Police say more than 1,000 people have been arrested since Jan. 14, when a three-day stay-at-home strike called after President Emmerson Mnangagwa raised fuel prices led to street violence and looting. Those charged have been denied bail in a pattern lawyers say is a violation of their rights.
Pressure group Zimbabwe Lawyers for Human rights (ZLHR) says the arrests and detentions, most for public order offences, have exceeded the legal system’s capacity. Lawyers have been unable to extend representation to several hundred detainees including children.
Close to 50 people have been acquitted on charges of public violence while an equal number have been convicted and sentenced to as much as seven years, ZLHR said, adding that those found guilty did not have lawyers.

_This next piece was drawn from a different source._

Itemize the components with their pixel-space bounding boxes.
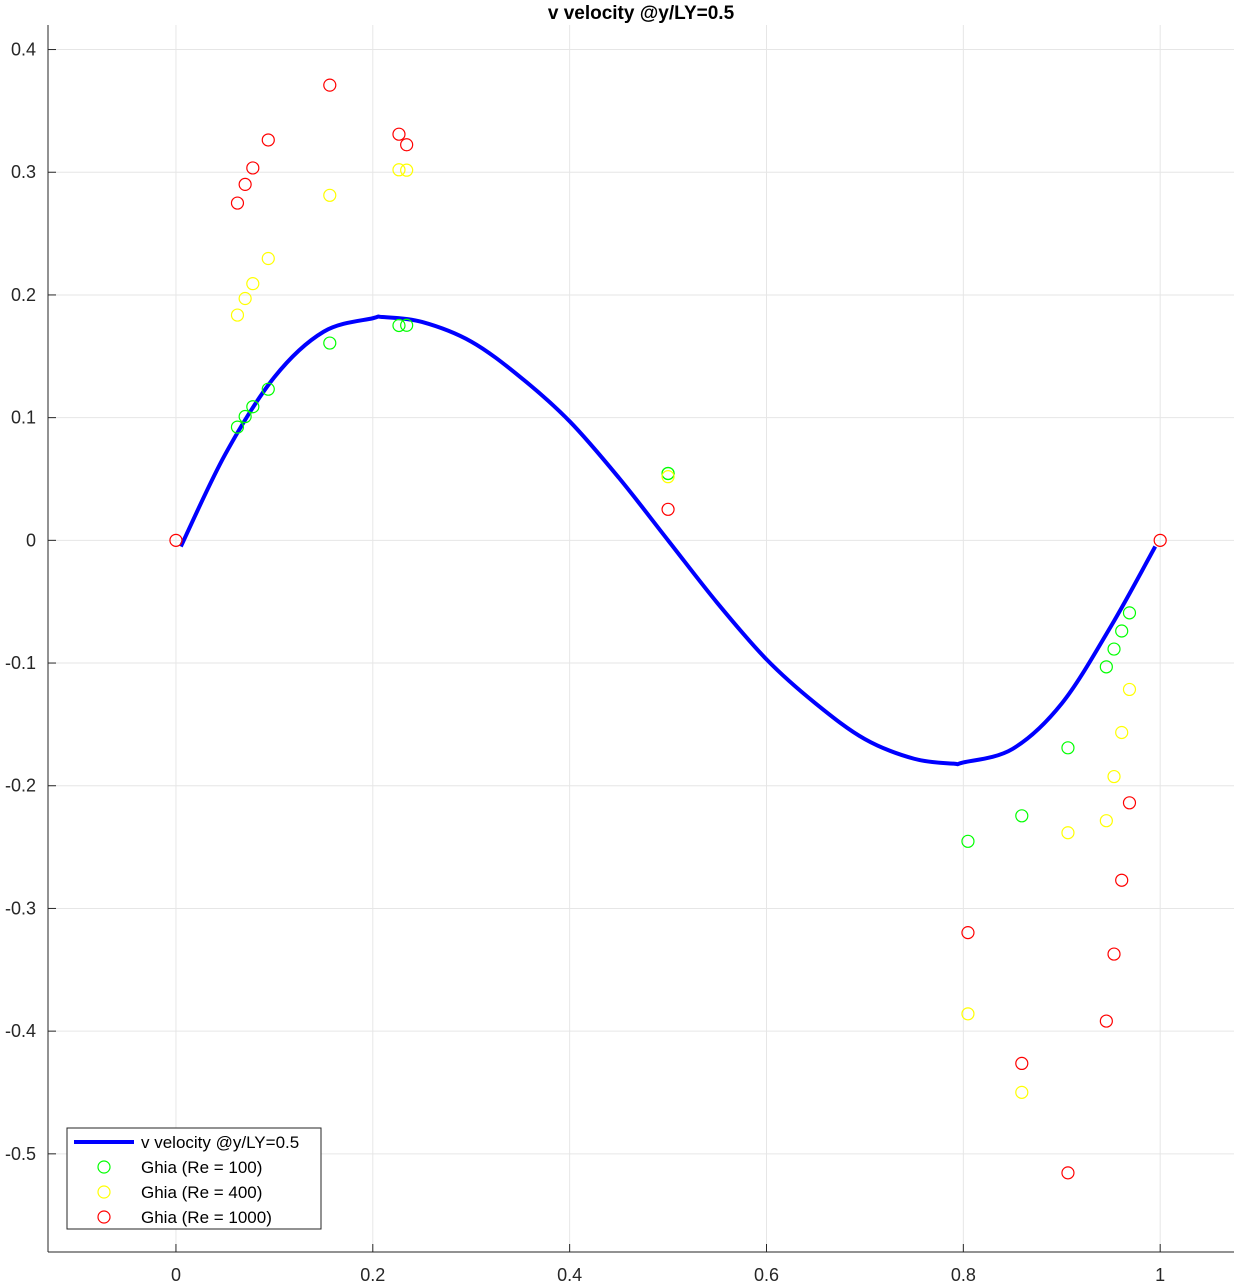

Mnangagwa last week pledged to investigate the security crackdown, during which residents and other witnesses say police and soldiers conducted night-time raids on many homes and forcibly removed and beat alleged protesters.
On Monday, Mnangagwa said he had ordered the arrest of a soldier and police officer filmed assaulting a man in handcuffs.
The opposition has, however, cast doubt on the president’s promises, saying no one has yet been brought to account for the death of six people shot by the military after post-election violence last August.
Rights groups say at least 12 people were killed during this month’s unrest while police put the figure at three.
The country is also mired in economic crisis, and concerns are growing that frustration over that could lead to more unrest after public workers on Monday issued a 48-hour ultimatum to the government to meet their pay demands or face a strike.
‘JUSTICE NOT POLITICS’
On Tuesday, some of the lawyers marching through Harare carried placards emblazoned with the words: “Systemic beatings, detentions silence the rule of law” while another sign read “#No to judicial capture, #justice not politics; #no to militarization of magistracy”.
They walked from the Law Society of Zimbabwe offices to the Constitutional Court, where they presented a petition while riot police looked on.
Zimbabwe’s High Court was set to make a ruling later on Tuesday on a bail application by activist pastor Evan Mawarire, detained at a maximum security prison in Harare on subversion charges after he tweeted his support for the stay-at-home strike.
Mawarire, who first came to prominence as a critic of former leader Robert Mugabe, faces up to 20 years in prison if convicted.
The crackdown has alarmed rights groups who fear a return to the authoritarian regime that characterised much of the Mugabe era.
The government has alleged that the opposition Movement for Democratic Change (MDC) is behind the demonstrations, something its leader Nelson Chamisa denied.
Zimbabwe was witnessing “an escalation, not only of Mugabe-type of terror but … something that will make Mugabe look like a baby in terms of terrorism,” Chamisa told reporters.